Natalia s’est approchée et me considère avec méfiance.

« Il reste trois heures de marche. Tu veux qu’on vienne te récupérer ? »

Question rhétorique, je réponds adéquatement par la négative. Sortir l’aéroglisseur rien que pour ça, la belle affaire. On me trimballerait durant quelques minutes, pour passer ensuite une journée à le décontaminer de fond en comble. Inutile perte de temps alors qu’on est sur le point de plier bagage.

« Je tiens encore sur mes jambes. » Et de lui sourire mou au travers du casque en ajoutant : « Mais on devrait repartir en faisant un détour. Le terrain n’est pas sûr. »

Elle hoche la tête. Sang-Min hoche la tête. Ils ne bronchent pas, et on prend le chemin du retour en évitant les éboulis de lave. Je n’ai pas trop mal. Juste assez pour ne pas oublier que les prochaines heures vont être pénibles. Quoique je ne sache pas encore exactement pour qui.

*

Aimer la nuit tombante, ça t’a pris quand ? À huit ou dix ans, quelque chose comme ça. Tu aurais pu imaginer un ciel pareil ? L’améthyste qui embrasse l’émeraude soir après soir, ces nuages au pourpre d’incendie roulant le long des crépuscules interrompus par les étoiles qui, sans prévenir, font éclater leurs bouquets. Planète de rêve pour les poètes à la gomme. Tu es dans ton élément. Les ternes soirées de la Terre sont à des parsecs d’ici, oublie-les, qui n’avaient rien de mieux à offrir que l’espoir de mondes vierges jamais encore assaillis de pollutions. Parce qu’inhabités. Comme celui-ci. Foulé pourtant par bien des pieds. Et pas seulement des pieds humains. Mais ça, tu t’es bien gardé d’en parler. Un secret pour toi seul.

*

« C’est de ma faute, vient geindre Sang-Min au bout d’un moment. Je n’aurais pas dû te demander de passer par là.

— Est-ce que j’ai refusé ? Alors, ne te fais pas de souci. C’est de ma responsabilité de savoir où je pose mes pattes. Si tout n’était pas enregistré, je dirais bien aux autres que j’ai voulu prendre un raccourci de ma propre initiative. Dommage, hein ? »

Grimace en retour. Mon cochon, le fond de ma pensée c’est que tu n’as pas tout à fait volé quelques petites emmerdes. Depuis le temps que tu te la joues chef d’expédition…

Il s’immobilise.

« Écoute, j’ai pensé à quelque chose. Ça devrait être jouable. »

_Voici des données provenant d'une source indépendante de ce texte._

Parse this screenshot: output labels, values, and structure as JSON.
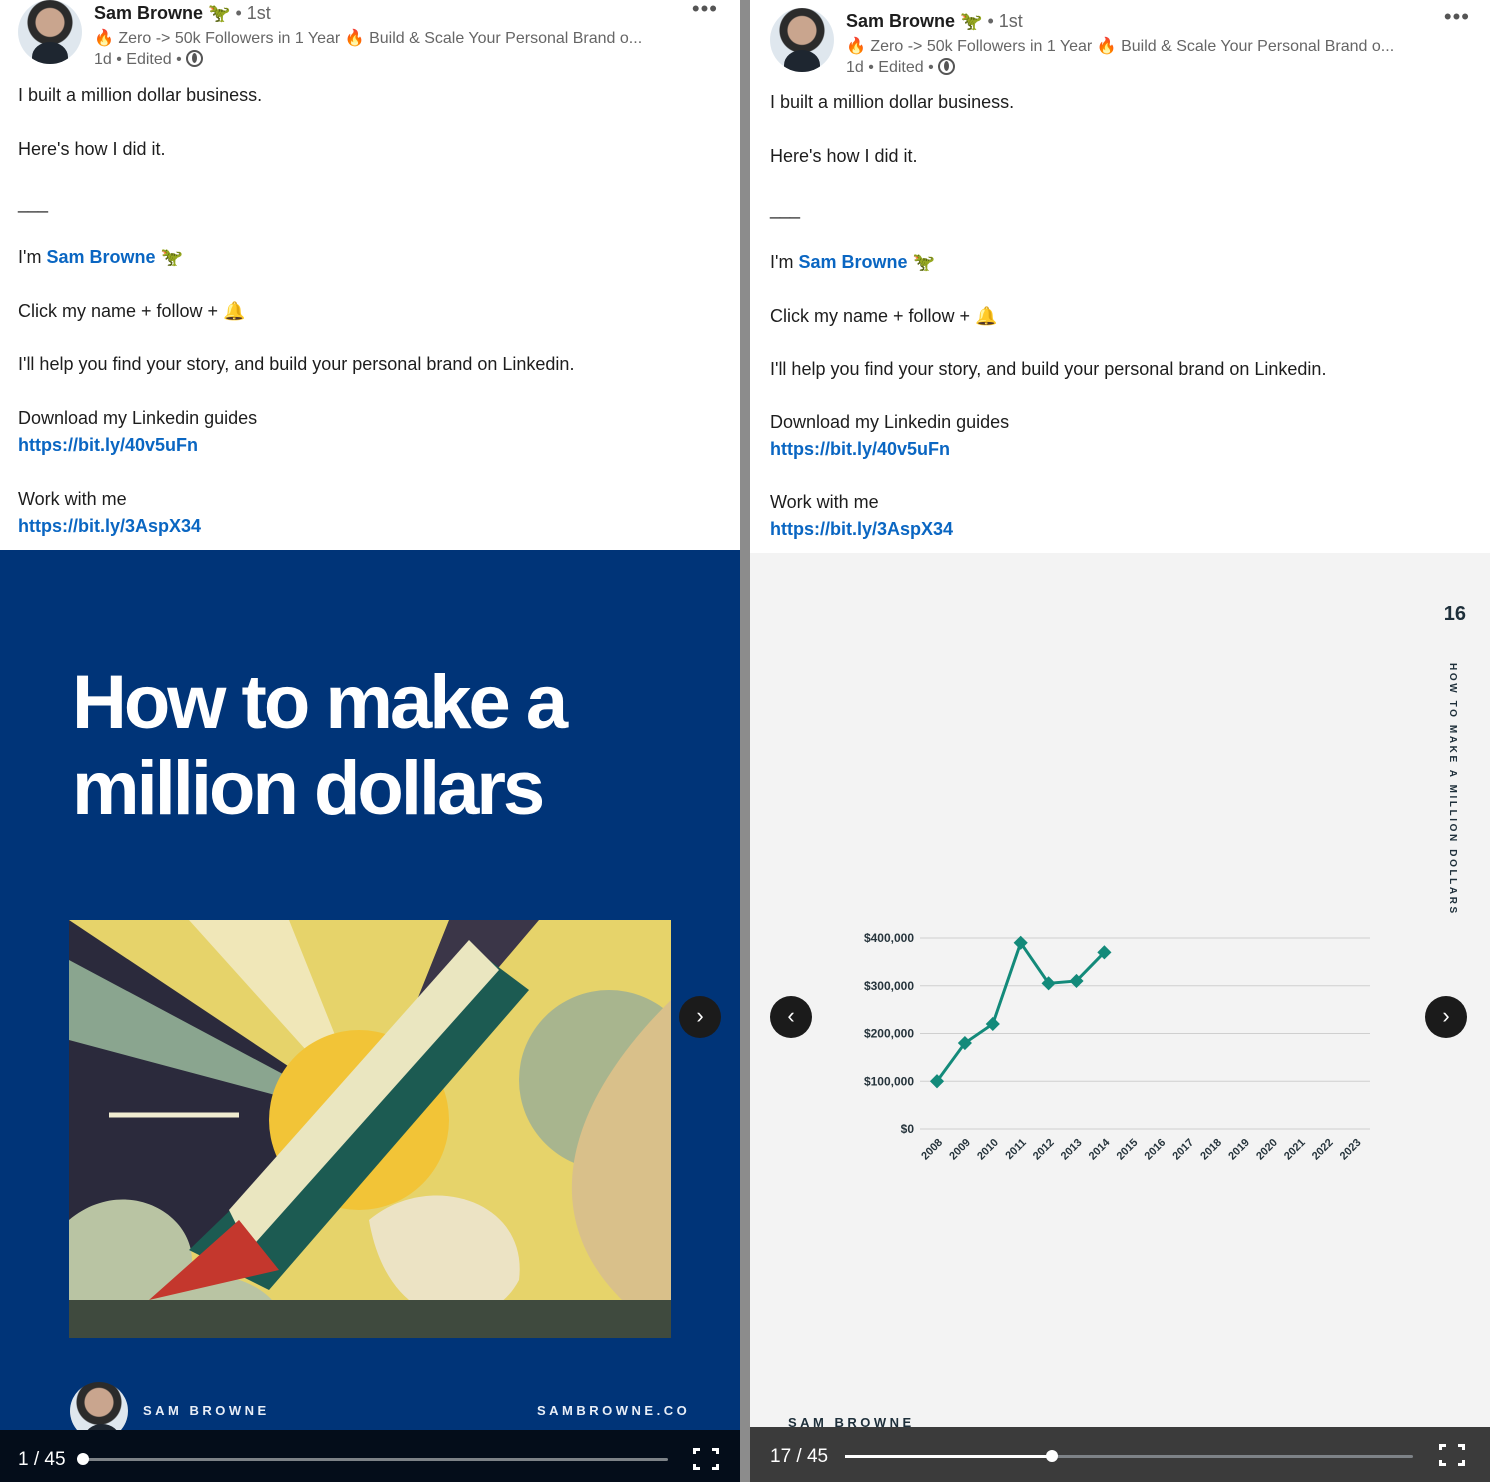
{
  "post": {
    "author": "Sam Browne",
    "author_emoji": "🦖",
    "degree": "• 1st",
    "tagline": "🔥 Zero -> 50k Followers in 1 Year 🔥 Build & Scale Your Personal Brand o...",
    "meta": "1d • Edited •",
    "more": "•••",
    "lines": {
      "l1": "I built a million dollar business.",
      "l2": "Here's how I did it.",
      "l3": "___",
      "l4a": "I'm ",
      "l4link": "Sam Browne",
      "l4b": " 🦖",
      "l5": "Click my name + follow + 🔔",
      "l6": "I'll help you find your story, and build your personal brand on Linkedin.",
      "l7": "Download my Linkedin guides",
      "link1": "https://bit.ly/40v5uFn",
      "l8": "Work with me",
      "link2": "https://bit.ly/3AspX34"
    }
  },
  "left_carousel": {
    "title_line1": "How to make a",
    "title_line2": "million dollars",
    "footer_name": "SAM BROWNE",
    "footer_site": "SAMBROWNE.CO",
    "counter": "1 / 45",
    "progress_fraction": 0.0,
    "next_icon": "›",
    "bg_color": "#003478"
  },
  "right_carousel": {
    "page_number": "16",
    "vertical_title": "HOW TO MAKE A MILLION DOLLARS",
    "footer_name": "SAM BROWNE",
    "counter": "17 / 45",
    "progress_fraction": 0.364,
    "prev_icon": "‹",
    "next_icon": "›"
  },
  "chart_data": {
    "type": "line",
    "categories": [
      "2008",
      "2009",
      "2010",
      "2011",
      "2012",
      "2013",
      "2014",
      "2015",
      "2016",
      "2017",
      "2018",
      "2019",
      "2020",
      "2021",
      "2022",
      "2023"
    ],
    "values": [
      100000,
      180000,
      220000,
      390000,
      305000,
      310000,
      370000,
      null,
      null,
      null,
      null,
      null,
      null,
      null,
      null,
      null
    ],
    "yticks": [
      0,
      100000,
      200000,
      300000,
      400000
    ],
    "ytick_labels": [
      "$0",
      "$100,000",
      "$200,000",
      "$300,000",
      "$400,000"
    ],
    "ylim": [
      0,
      400000
    ],
    "grid": true,
    "marker": "diamond",
    "color": "#138a7a"
  },
  "colors": {
    "link": "#0a66c2",
    "accent_teal": "#138a7a"
  }
}
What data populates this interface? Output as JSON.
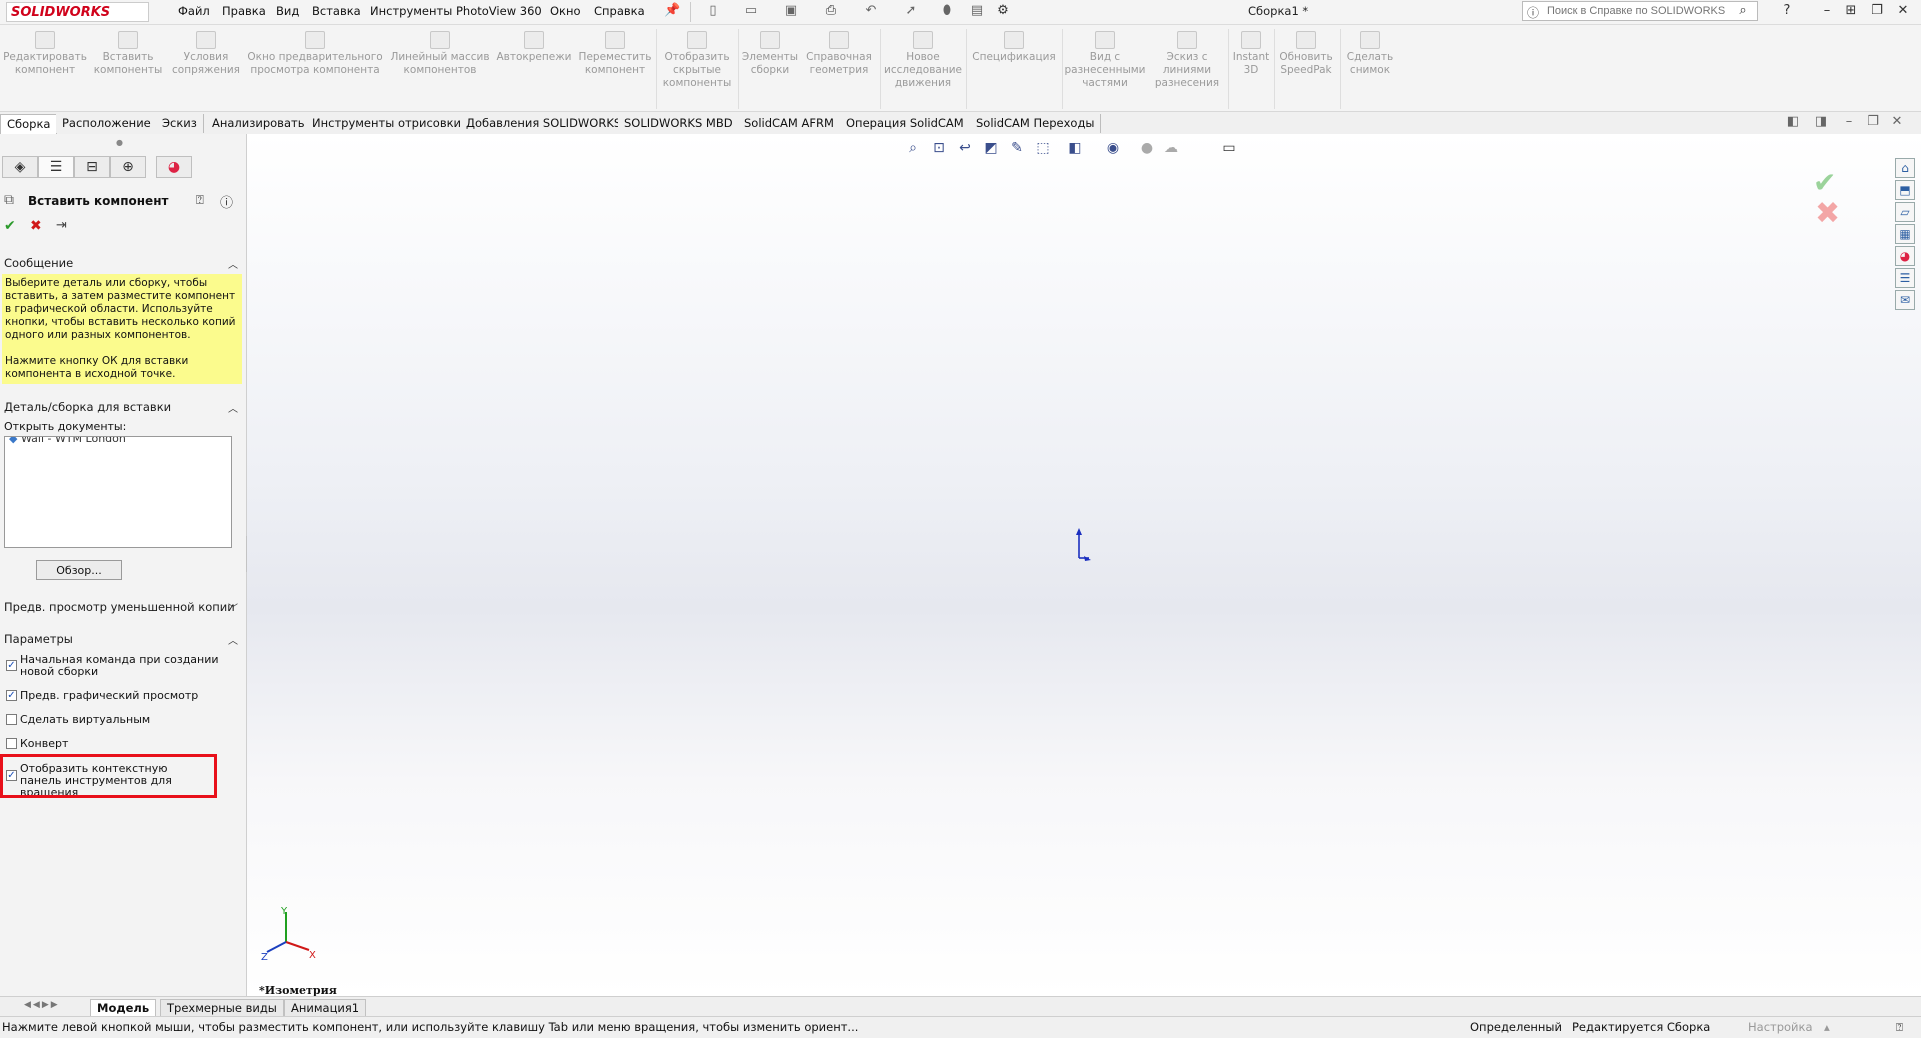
{
  "app": {
    "logo": "SOLIDWORKS",
    "document_title": "Сборка1 *"
  },
  "menu": [
    "Файл",
    "Правка",
    "Вид",
    "Вставка",
    "Инструменты",
    "PhotoView 360",
    "Окно",
    "Справка"
  ],
  "search": {
    "placeholder": "Поиск в Справке по SOLIDWORKS"
  },
  "commands": [
    "Редактировать компонент",
    "Вставить компоненты",
    "Условия сопряжения",
    "Окно предварительного просмотра компонента",
    "Линейный массив компонентов",
    "Автокрепежи",
    "Переместить компонент",
    "Отобразить скрытые компоненты",
    "Элементы сборки",
    "Справочная геометрия",
    "Новое исследование движения",
    "Спецификация",
    "Вид с разнесенными частями",
    "Эскиз с линиями разнесения",
    "Instant 3D",
    "Обновить SpeedPak",
    "Сделать снимок"
  ],
  "tabs": [
    "Сборка",
    "Расположение",
    "Эскиз",
    "Анализировать",
    "Инструменты отрисовки",
    "Добавления SOLIDWORKS",
    "SOLIDWORKS MBD",
    "SolidCAM AFRM",
    "Операция  SolidCAM",
    "SolidCAM Переходы"
  ],
  "property_manager": {
    "title": "Вставить компонент",
    "message_head": "Сообщение",
    "message_p1": "Выберите деталь или сборку, чтобы вставить, а затем разместите компонент в графической области. Используйте кнопки, чтобы вставить несколько копий одного или разных компонентов.",
    "message_p2": "Нажмите кнопку ОК для вставки компонента в исходной точке.",
    "part_head": "Деталь/сборка для вставки",
    "open_docs_label": "Открыть документы:",
    "open_doc_item": "Wall - WTM London",
    "browse_label": "Обзор...",
    "preview_head": "Предв. просмотр уменьшенной копии",
    "params_head": "Параметры",
    "options": [
      {
        "label": "Начальная команда при создании новой сборки",
        "checked": true
      },
      {
        "label": "Предв. графический просмотр",
        "checked": true
      },
      {
        "label": "Сделать виртуальным",
        "checked": false
      },
      {
        "label": "Конверт",
        "checked": false
      },
      {
        "label": "Отобразить контекстную панель инструментов для вращения",
        "checked": true
      }
    ],
    "highlight_color": "#e8101a"
  },
  "graphics": {
    "view_label": "*Изометрия",
    "triad": {
      "x": "X",
      "y": "Y",
      "z": "Z"
    }
  },
  "bottom_tabs": [
    "Модель",
    "Трехмерные виды",
    "Анимация1"
  ],
  "status": {
    "message": "Нажмите левой кнопкой мыши, чтобы разместить компонент, или используйте клавишу Tab или меню вращения, чтобы изменить ориент...",
    "defined": "Определенный",
    "editing": "Редактируется Сборка",
    "customize": "Настройка"
  }
}
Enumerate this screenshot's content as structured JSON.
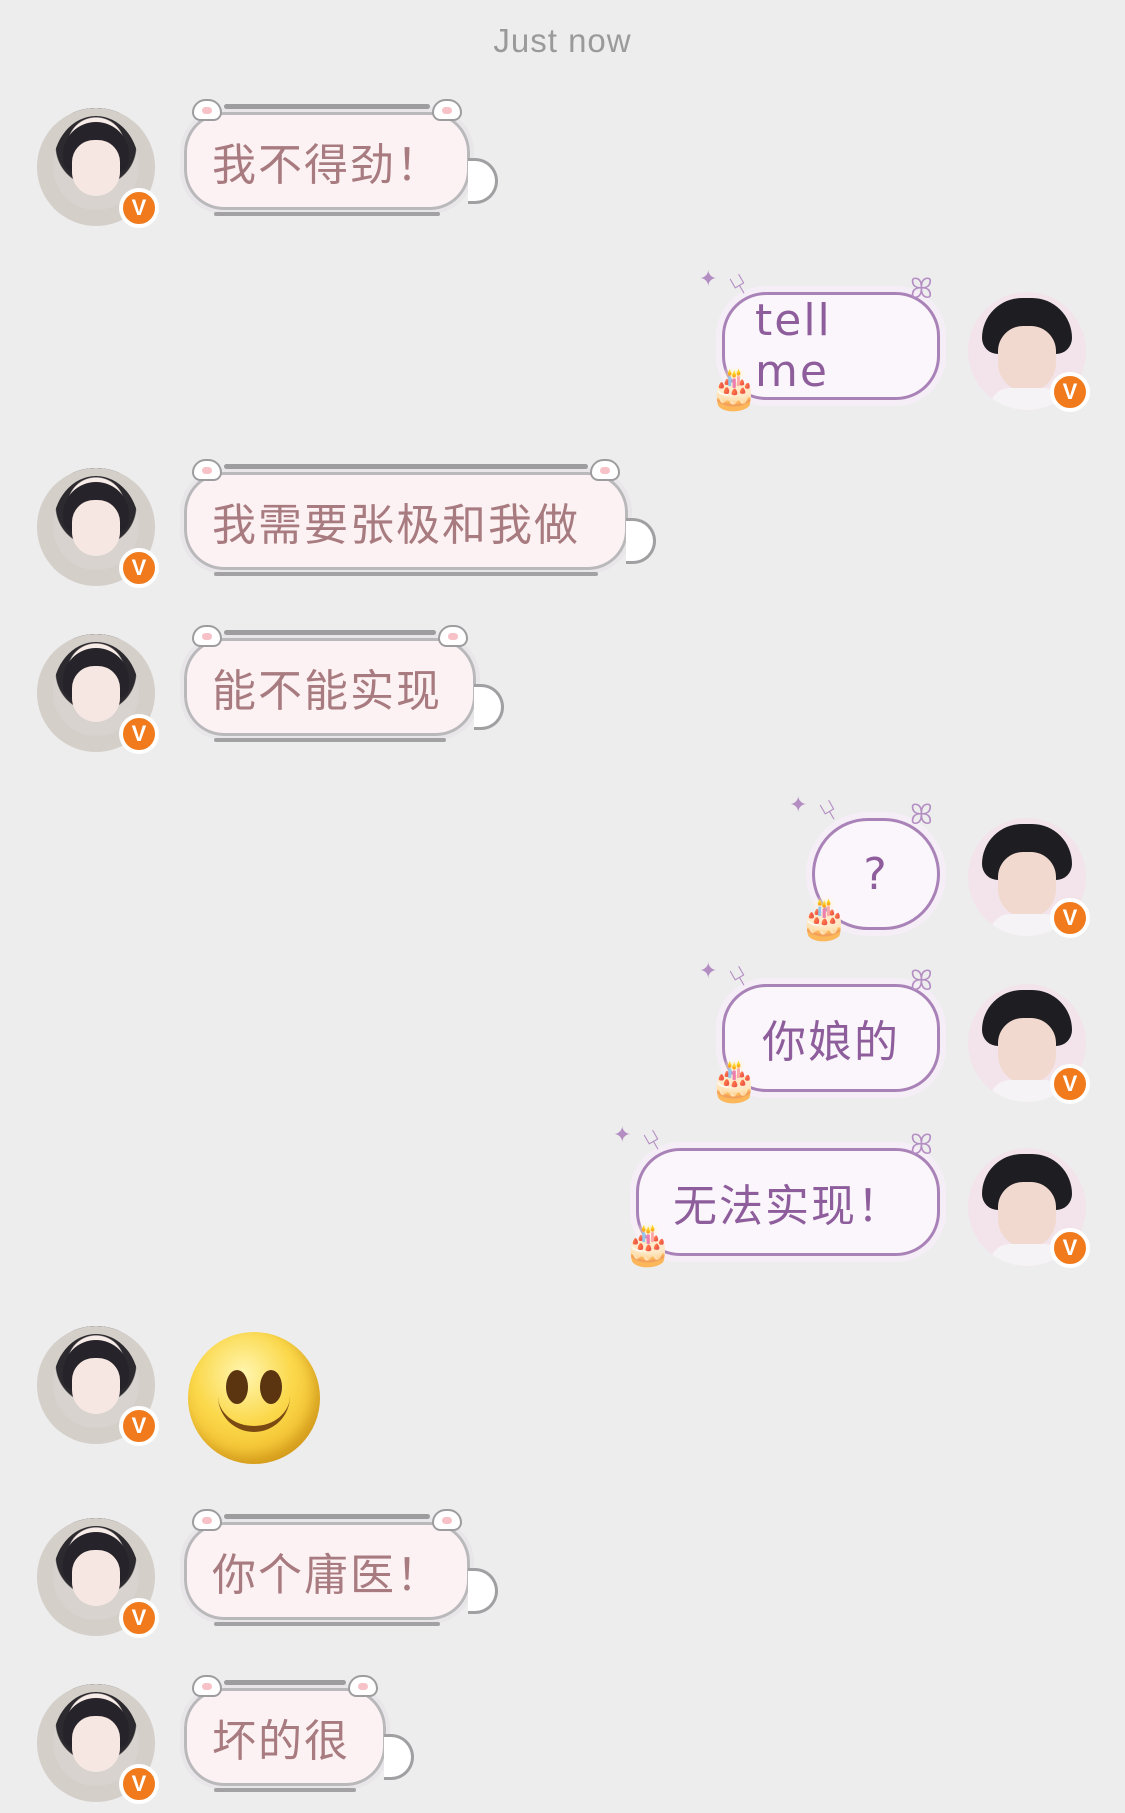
{
  "timestamp": "Just now",
  "messages": [
    {
      "from": "them",
      "text": "我不得劲！"
    },
    {
      "from": "me",
      "text": "tell me"
    },
    {
      "from": "them",
      "text": "我需要张极和我做"
    },
    {
      "from": "them",
      "text": "能不能实现"
    },
    {
      "from": "me",
      "text": "?"
    },
    {
      "from": "me",
      "text": "你娘的"
    },
    {
      "from": "me",
      "text": "无法实现！"
    },
    {
      "from": "them",
      "type": "emoji",
      "emoji": "smiley-emoji"
    },
    {
      "from": "them",
      "text": "你个庸医！"
    },
    {
      "from": "them",
      "text": "坏的很"
    }
  ],
  "badge_label": "V",
  "colors": {
    "background": "#ededed",
    "incoming_text": "#a77b7f",
    "outgoing_text": "#8e5d9c",
    "verified_badge": "#f07a1c"
  }
}
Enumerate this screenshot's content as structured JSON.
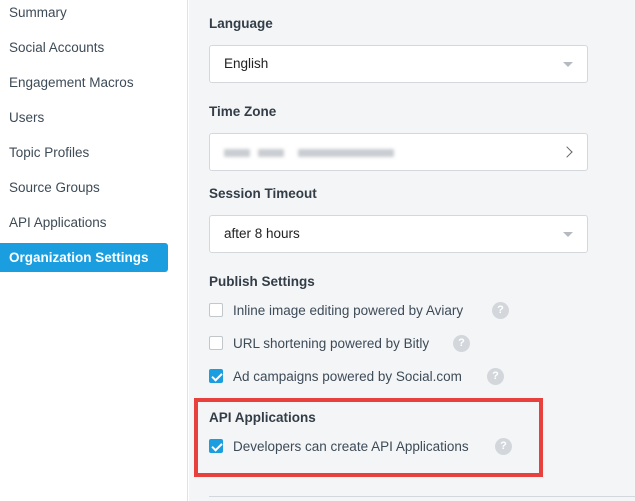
{
  "sidebar": {
    "items": [
      {
        "label": "Summary"
      },
      {
        "label": "Social Accounts"
      },
      {
        "label": "Engagement Macros"
      },
      {
        "label": "Users"
      },
      {
        "label": "Topic Profiles"
      },
      {
        "label": "Source Groups"
      },
      {
        "label": "API Applications"
      },
      {
        "label": "Organization Settings",
        "active": true
      }
    ]
  },
  "settings": {
    "language": {
      "label": "Language",
      "value": "English",
      "icon": "chevron-down-icon"
    },
    "time_zone": {
      "label": "Time Zone",
      "value_redacted": true,
      "icon": "chevron-right-icon"
    },
    "session_timeout": {
      "label": "Session Timeout",
      "value": "after 8 hours",
      "icon": "chevron-down-icon"
    },
    "publish_settings": {
      "label": "Publish Settings",
      "options": [
        {
          "label": "Inline image editing powered by Aviary",
          "checked": false
        },
        {
          "label": "URL shortening powered by Bitly",
          "checked": false
        },
        {
          "label": "Ad campaigns powered by Social.com",
          "checked": true
        }
      ]
    },
    "api_applications": {
      "label": "API Applications",
      "options": [
        {
          "label": "Developers can create API Applications",
          "checked": true
        }
      ]
    },
    "help_glyph": "?"
  },
  "colors": {
    "accent": "#1a9ee0",
    "highlight": "#e8413d",
    "background": "#f4f5f7"
  }
}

Moi aussi, je réfléchis. Je sais exactement ce dont j’aurai besoin, ça leur fera du lest en moins. Impossible qu’on me refuse le matériel que je demanderai. D’abord, je suis très raisonnable, ensuite le gain énergétique pour le retour est tout à fait conséquent. Et si quelqu’un veut s’inquiéter du point de vue comptable, je pourrai le rassurer : financièrement parlant, il n’y aura aucune perte.

Je l’écoute. À peu de choses près, nous en sommes arrivés aux mêmes conclusions. Mais les siennes le poussent vers des horizons lyriques inattendus et lorsque je vois vraiment où il veut en venir, je ne peux pas m’empêcher de me raidir. C’est aussi à ce moment que je m’aperçois qu’il avait réglé nos radios sur privé, et je lève le bras pour l’interrompre.

« Tu le regretterais. »

Un haussement d’épaules. Est-ce qu’il a compris que ma réponse avait peut-être au moins un double sens ?

*

Tous les relevés, toutes les analyses, montrent que cette planète est illogique. Paradoxale. Une incohérence. On a cherché à l’examiner sous toutes les coutures, avec les insuffisants moyens du bord. Nous n’étions pas assez nombreux pour déchiffrer l’énigme. Une équipe de quinze scientifiques sur place pour trois mois, alors qu’il aurait fallu être mille, ou rester des années. Les équipements ont toujours été limités pour une primo-exploration. Jusqu’à présent, jamais une seule seconde mission n’a été montée.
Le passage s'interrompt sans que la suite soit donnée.